Yoga Symbols

The study of Yoga symbols is an ancient science created centuries ago to carry health, peace of mind, and happiness to people who have learned it. There is a wide collection of yoga symbols that are being used these days. In ancient times, holy men called “rishis”, watched birds, animals, and other creatures, as well as plants, to develop asanas, movements, and postures. Asanas was the Sanskrit name for positions in yoga, and as new asanas were created, so were the forming of yoga symbols that resembled these creatures.

A lot of these asanas or positions in yoga were named after the plants and animals that they be similar to, these included Bakasana, Matsyasana, Shalabhasana, Simhasana, Vatayasana, Padmasana, and Suryasana. In the body’s delicate characteristic, complex symbolisms are applied to portray the cakras. The cakras is known to be the energy of whirling motions, which are symbolized as lotuses. Every cakra contains a particular number of color, petals, presiding god, and geometric shape.

Sanskrit letters are etched on petals of lotuses, symbolizing cosmic energy through exposed word. The walls of Yoga ashrams, which are usually secluded places of residence for a guru and its religious community, have huge cakras paintings with all its symbols. Among the most common yoga symbols found on these paintings are the Hatha Yoga, which is that of sun and moon. Paintings also show a spine called yogadanda, symbolizing the staff of God, with a serpent curled at the spine’s base called kundalini. And finally, the sun and moon symbols are used for the main nadis, channeling the prana to stream to the body’s lower and upper parts.

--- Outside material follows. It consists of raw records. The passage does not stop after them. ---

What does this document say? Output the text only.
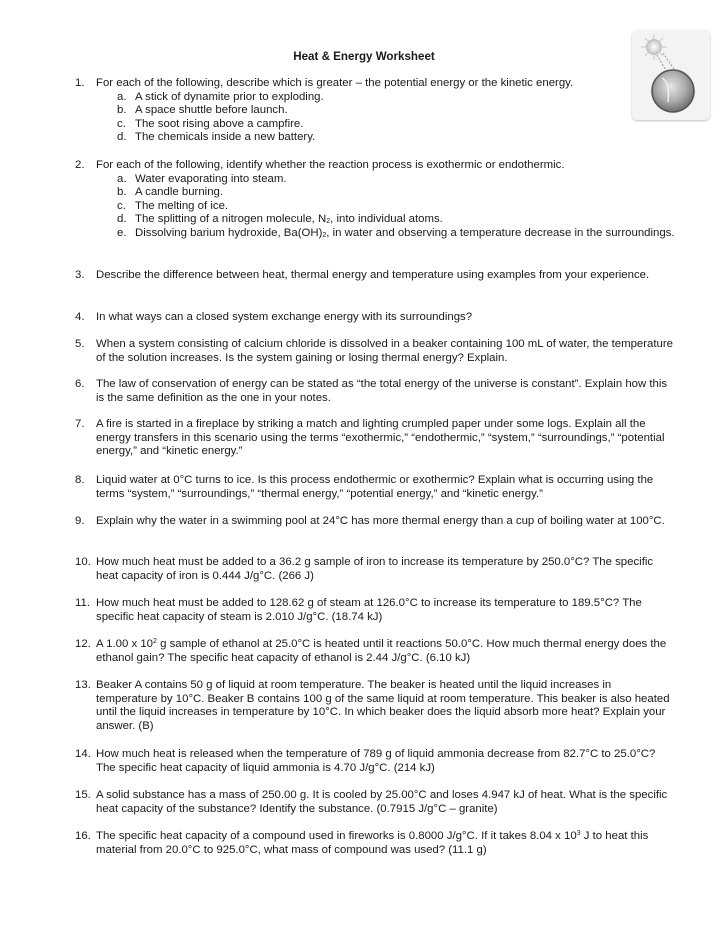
Heat & Energy Worksheet
1.	For each of the following, describe which is greater – the potential energy or the kinetic energy.
a. A stick of dynamite prior to exploding.
b. A space shuttle before launch.
c. The soot rising above a campfire.
d. The chemicals inside a new battery.
2.	For each of the following, identify whether the reaction process is exothermic or endothermic.
a. Water evaporating into steam.
b. A candle burning.
c. The melting of ice.
d. The splitting of a nitrogen molecule, $N_2$, into individual atoms.
e. Dissolving barium hydroxide, $Ba(OH)_2$, in water and observing a temperature decrease in the surroundings.
3.	Describe the difference between heat, thermal energy and temperature using examples from your experience.
4.	In what ways can a closed system exchange energy with its surroundings?
5.	When a system consisting of calcium chloride is dissolved in a beaker containing 100 mL of water, the temperature of the solution increases. Is the system gaining or losing thermal energy? Explain.
6.	The law of conservation of energy can be stated as “the total energy of the universe is constant”. Explain how this is the same definition as the one in your notes.
7.	A fire is started in a fireplace by striking a match and lighting crumpled paper under some logs. Explain all the energy transfers in this scenario using the terms “exothermic,” “endothermic,” “system,” “surroundings,” “potential energy,” and “kinetic energy.”
8.	Liquid water at 0°C turns to ice. Is this process endothermic or exothermic? Explain what is occurring using the terms “system,” “surroundings,” “thermal energy,” “potential energy,” and “kinetic energy.”
9.	Explain why the water in a swimming pool at 24°C has more thermal energy than a cup of boiling water at 100°C.
10. How much heat must be added to a 36.2 g sample of iron to increase its temperature by 250.0°C? The specific heat capacity of iron is 0.444 J/g°C. (266 J)
11. How much heat must be added to 128.62 g of steam at 126.0°C to increase its temperature to 189.5°C? The specific heat capacity of steam is 2.010 J/g°C. (18.74 kJ)
12. A 1.00 x $10^2$ g sample of ethanol at 25.0°C is heated until it reactions 50.0°C. How much thermal energy does the ethanol gain? The specific heat capacity of ethanol is 2.44 J/g°C. (6.10 kJ)
13. Beaker A contains 50 g of liquid at room temperature. The beaker is heated until the liquid increases in temperature by 10°C. Beaker B contains 100 g of the same liquid at room temperature. This beaker is also heated until the liquid increases in temperature by 10°C. In which beaker does the liquid absorb more heat? Explain your answer. (B)
14. How much heat is released when the temperature of 789 g of liquid ammonia decrease from 82.7°C to 25.0°C? The specific heat capacity of liquid ammonia is 4.70 J/g°C. (214 kJ)
15. A solid substance has a mass of 250.00 g. It is cooled by 25.00°C and loses 4.947 kJ of heat. What is the specific heat capacity of the substance? Identify the substance. (0.7915 J/g°C – granite)
16. The specific heat capacity of a compound used in fireworks is 0.8000 J/g°C. If it takes 8.04 x $10^3$ J to heat this material from 20.0°C to 925.0°C, what mass of compound was used? (11.1 g)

Different schools of yoga use dissimilar yoga symbols that more closely relates to the element of yoga style they are concentrated on. Goddesses and Hindu gods are normally placed in ashrams. Om is the most extensively used yoga symbols, whose name originated from Sanskrit and is the ancient sound through which earth was created; a very comparable concept to the Logos of the Greek.

Om represents expansion or unfolding, wherein if uttered, starts within the lungs and ends with the lips. The Om is represented on glyph called omkar, and has four parts that each represents four states of awareness: the deep sleep state, the material state or ordinary waking, the dream state, and the awakened state or absolute conscience.

The yoga symbols play a special part in yoga as they are the basis of static exercise that stimulates not merely physical fitness but energy harmonization as well.